Procédure devant la cour :
Par une requête enregistrée le 10 octobre 2016 M.C..., représenté par MeB..., demande à la cour :
1°) d'annuler ce jugement du 24 juin 2016 du tribunal administratif de Rennes ;
2°) d'annuler l'arrêté du 21 janvier 2016 du préfet du Finistère ;
3°) d'enjoindre au préfet du Finistère de lui délivrer un titre de séjour ou de procéder à un nouvel examen de sa situation et, dans cette attente, de le munir d'une autorisation provisoire de séjour dans le délai d'un mois à compter de la notification de l'arrêt à intervenir, sous astreinte de 100 euros par jour de retard ;
4°) de mettre à la charge de l'Etat le versement à son conseil, sous réserve que celui-ci renonce à percevoir la part contributive de l'Etat au titre de l'aide juridictionnelle, d'une somme de 2 000 euros sur le fondement des dispositions combinées des articles L. 761-1 du code de justice administrative et 37 de la loi du 10 juillet 1991.
Il soutient que :
- le jugement attaqué a omis de statuer, d'une part, sur ses conclusions tendant à ce que qu'il soit enjoint au préfet de produire son entier dossier et, d'autre part, sur les circonstances humanitaires exceptionnelles ;
- la décision portant refus de titre de séjour méconnaît les dispositions du 7° de l'article L. 313-11 du code de l'entrée et du séjour des étrangers et du droit d'asile et les stipulations de l'article 8 de la convention européenne de sauvegarde des droits de l'homme et des libertés fondamentales ;
- cette décision méconnaît les dispositions du 11° de l'article L. 313-11 du code de l'entrée et du séjour des étrangers et du droit d'asile ;
- elle est entachée d'une erreur manifeste d'appréciation au regard des dispositions de de l'article L. 313-14 du code de l'entrée et du séjour des étrangers et du droit d'asile ;
- il s'en rapporte à ses moyens de légalité externe et interne présentés en première instance qu'il entend de nouveau invoquer en ce qui concerne la décision portant refus de titre de séjour ;
- la décision portant obligation de quitter le territoire français a été prise en méconnaissance de son droit à être entendu, protégé par le droit de l'Union européenne ;
- il s'en rapporte à ses moyens de légalité externe et interne présentés en première instance qu'il entend de nouveau invoquer en ce qui concerne cette décision et à la décision fixant la durée du délai de départ volontaire ;
- la décision fixant le pays de destination est illégale en raison de l'illégalité des décisions portant refus de titre de séjour et obligation de quitter le territoire français ;
- il s'en rapporte à ses écritures de première instance en ce qui concerne la décision l'obligeant à remettre son passeport et à se présenter une fois par semaine au commissariat.
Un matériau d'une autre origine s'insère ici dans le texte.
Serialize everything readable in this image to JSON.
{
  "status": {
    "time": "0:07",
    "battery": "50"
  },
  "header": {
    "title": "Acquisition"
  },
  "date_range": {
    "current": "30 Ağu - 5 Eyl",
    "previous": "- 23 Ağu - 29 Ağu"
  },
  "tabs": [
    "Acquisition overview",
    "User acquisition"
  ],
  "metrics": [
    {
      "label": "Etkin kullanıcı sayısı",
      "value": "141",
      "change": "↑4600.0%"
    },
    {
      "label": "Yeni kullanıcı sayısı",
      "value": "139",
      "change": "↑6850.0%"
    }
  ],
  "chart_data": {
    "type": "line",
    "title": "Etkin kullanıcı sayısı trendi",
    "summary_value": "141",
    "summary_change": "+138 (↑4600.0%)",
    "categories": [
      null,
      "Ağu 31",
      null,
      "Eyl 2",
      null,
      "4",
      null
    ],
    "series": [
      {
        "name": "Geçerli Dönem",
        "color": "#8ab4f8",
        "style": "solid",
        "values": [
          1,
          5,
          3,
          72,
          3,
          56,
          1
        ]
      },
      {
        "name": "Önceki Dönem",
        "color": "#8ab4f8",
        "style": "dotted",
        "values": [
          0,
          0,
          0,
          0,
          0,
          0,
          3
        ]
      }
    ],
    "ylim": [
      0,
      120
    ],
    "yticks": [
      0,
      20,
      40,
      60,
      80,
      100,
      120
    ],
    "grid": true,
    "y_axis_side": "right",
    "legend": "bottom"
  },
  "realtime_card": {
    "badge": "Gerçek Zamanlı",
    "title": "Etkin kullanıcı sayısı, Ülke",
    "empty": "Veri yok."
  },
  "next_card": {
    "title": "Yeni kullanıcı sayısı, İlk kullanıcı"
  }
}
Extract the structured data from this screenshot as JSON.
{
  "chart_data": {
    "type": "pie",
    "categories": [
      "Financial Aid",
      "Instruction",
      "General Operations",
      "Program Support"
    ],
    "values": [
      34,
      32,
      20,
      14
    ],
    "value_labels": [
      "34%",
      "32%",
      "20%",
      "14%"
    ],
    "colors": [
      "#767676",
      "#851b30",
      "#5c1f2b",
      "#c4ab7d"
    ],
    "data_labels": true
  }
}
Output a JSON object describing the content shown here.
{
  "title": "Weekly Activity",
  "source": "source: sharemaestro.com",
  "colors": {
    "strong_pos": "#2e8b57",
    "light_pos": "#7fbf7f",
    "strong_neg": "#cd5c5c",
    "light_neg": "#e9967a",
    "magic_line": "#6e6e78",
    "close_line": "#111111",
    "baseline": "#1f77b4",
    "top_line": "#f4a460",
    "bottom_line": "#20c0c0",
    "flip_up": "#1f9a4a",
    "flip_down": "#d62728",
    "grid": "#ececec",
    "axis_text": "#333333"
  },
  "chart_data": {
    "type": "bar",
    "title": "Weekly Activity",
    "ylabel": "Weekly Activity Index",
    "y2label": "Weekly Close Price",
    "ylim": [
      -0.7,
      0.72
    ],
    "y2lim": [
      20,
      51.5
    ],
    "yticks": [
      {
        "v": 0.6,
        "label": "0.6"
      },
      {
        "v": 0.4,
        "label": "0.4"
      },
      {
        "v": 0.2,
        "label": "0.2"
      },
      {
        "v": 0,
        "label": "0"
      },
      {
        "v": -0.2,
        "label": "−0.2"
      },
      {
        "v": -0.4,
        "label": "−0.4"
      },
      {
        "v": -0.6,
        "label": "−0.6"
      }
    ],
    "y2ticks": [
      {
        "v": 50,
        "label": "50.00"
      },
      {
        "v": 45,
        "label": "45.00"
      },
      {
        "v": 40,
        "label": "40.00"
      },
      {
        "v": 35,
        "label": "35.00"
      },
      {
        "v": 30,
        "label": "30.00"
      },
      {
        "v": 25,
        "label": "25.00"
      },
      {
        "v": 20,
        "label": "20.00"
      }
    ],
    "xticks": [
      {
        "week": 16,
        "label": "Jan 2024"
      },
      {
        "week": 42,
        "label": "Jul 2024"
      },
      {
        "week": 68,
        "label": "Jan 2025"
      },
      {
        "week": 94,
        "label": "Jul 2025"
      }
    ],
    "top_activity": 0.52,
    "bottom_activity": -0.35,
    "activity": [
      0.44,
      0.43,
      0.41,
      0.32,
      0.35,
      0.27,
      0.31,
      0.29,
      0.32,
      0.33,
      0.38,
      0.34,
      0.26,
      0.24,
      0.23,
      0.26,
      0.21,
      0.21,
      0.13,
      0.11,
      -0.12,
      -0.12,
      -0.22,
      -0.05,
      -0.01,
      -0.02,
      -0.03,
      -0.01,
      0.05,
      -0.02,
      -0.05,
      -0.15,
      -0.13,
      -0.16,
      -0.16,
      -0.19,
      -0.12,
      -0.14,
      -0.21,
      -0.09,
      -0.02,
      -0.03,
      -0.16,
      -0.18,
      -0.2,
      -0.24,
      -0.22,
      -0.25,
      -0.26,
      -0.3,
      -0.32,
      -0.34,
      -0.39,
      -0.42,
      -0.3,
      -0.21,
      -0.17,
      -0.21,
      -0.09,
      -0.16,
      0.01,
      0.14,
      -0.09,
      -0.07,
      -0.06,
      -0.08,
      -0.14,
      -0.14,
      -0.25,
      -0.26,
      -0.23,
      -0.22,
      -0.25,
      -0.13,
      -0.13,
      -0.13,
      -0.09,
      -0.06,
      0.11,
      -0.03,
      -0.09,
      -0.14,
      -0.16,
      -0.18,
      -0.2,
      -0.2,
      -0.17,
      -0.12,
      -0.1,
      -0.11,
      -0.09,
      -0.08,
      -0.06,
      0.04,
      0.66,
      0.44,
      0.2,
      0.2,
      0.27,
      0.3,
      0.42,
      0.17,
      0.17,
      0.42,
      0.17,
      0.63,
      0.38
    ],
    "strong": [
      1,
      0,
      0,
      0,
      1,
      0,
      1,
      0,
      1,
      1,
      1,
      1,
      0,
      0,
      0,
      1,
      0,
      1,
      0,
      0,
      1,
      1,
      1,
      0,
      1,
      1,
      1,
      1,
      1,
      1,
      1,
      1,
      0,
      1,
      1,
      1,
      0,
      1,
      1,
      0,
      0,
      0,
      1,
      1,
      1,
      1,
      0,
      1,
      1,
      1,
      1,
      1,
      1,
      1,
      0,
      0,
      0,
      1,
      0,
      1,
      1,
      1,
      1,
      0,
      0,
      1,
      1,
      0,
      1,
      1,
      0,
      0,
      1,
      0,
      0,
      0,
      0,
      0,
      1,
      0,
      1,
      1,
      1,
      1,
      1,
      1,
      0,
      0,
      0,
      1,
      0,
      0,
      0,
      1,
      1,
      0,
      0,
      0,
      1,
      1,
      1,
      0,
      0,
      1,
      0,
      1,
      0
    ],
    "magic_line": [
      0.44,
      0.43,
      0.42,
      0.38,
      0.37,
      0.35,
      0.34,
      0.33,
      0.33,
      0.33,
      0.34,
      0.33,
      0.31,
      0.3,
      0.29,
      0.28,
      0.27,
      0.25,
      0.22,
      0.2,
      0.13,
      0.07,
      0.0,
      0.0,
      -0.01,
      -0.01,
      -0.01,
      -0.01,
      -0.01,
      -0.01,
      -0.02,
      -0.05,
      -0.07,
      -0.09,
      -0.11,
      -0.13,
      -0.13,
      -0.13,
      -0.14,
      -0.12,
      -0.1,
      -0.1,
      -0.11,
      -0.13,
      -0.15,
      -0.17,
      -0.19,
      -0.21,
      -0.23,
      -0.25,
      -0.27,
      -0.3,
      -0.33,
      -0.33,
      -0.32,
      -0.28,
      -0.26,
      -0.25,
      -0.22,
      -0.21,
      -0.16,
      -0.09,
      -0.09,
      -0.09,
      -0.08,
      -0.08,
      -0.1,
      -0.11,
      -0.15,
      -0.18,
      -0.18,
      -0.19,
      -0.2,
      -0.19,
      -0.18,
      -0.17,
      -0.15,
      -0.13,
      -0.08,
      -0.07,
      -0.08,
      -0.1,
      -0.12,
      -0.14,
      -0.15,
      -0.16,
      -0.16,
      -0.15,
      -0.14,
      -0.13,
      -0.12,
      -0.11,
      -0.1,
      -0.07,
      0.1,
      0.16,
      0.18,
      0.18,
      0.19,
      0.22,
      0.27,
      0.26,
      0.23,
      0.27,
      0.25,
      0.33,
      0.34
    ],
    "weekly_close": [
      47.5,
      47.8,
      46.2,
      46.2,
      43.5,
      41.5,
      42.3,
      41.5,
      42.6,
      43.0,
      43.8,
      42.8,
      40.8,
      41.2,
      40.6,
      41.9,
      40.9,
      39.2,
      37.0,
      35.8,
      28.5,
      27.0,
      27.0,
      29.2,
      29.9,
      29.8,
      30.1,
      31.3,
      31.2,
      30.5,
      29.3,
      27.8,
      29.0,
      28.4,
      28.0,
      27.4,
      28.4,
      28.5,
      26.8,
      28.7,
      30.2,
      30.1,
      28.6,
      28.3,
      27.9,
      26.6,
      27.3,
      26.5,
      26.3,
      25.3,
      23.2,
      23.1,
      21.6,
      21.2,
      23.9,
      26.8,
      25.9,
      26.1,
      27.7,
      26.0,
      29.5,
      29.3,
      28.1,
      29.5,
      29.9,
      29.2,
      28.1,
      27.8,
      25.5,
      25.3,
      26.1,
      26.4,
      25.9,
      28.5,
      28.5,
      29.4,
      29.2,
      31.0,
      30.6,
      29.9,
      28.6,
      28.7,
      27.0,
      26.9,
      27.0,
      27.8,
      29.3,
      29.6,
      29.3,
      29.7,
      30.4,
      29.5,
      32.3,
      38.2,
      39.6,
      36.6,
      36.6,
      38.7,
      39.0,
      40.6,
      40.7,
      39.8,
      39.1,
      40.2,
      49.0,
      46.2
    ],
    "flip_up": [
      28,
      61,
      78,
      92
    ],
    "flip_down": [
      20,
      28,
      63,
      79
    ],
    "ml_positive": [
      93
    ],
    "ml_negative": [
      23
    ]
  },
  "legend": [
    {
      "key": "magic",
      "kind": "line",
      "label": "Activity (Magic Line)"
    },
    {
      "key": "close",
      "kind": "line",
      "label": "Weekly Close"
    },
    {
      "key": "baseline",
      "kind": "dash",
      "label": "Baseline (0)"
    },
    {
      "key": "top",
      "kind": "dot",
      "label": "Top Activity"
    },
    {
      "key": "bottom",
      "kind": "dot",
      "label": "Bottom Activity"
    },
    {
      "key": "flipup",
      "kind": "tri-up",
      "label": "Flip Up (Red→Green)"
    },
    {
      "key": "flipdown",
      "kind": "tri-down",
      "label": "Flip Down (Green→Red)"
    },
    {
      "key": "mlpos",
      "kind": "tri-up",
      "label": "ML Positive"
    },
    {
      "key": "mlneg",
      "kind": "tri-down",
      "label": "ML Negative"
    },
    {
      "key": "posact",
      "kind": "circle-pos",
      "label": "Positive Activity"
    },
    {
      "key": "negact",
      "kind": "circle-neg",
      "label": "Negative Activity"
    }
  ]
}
La requête a été communiquée le 20 octobre 2016 au préfet du Finistère qui n'a pas produit de mémoire.
M. C...a été admis au bénéfice de l'aide juridictionnelle totale par une décision du 21 septembre 2016.
Vu les autres pièces du dossier.
Vu :
- la convention européenne de sauvegarde des droits de l'homme et des libertés fondamentales ;
- la Charte des droits fondamentaux de l'Union européenne ;
- le code de l'entrée et du séjour des étrangers et du droit d'asile ;
- la loi n° 91-647 du 10 juillet 1991 ;
- le code de justice administrative.
Le président de la formation de jugement a dispensé le rapporteur public, sur sa proposition, de prononcer des conclusions à l'audience.
Les parties ont été régulièrement averties du jour de l'audience.
Le rapport de M. Coiffet a été entendu au cours de l'audience publique.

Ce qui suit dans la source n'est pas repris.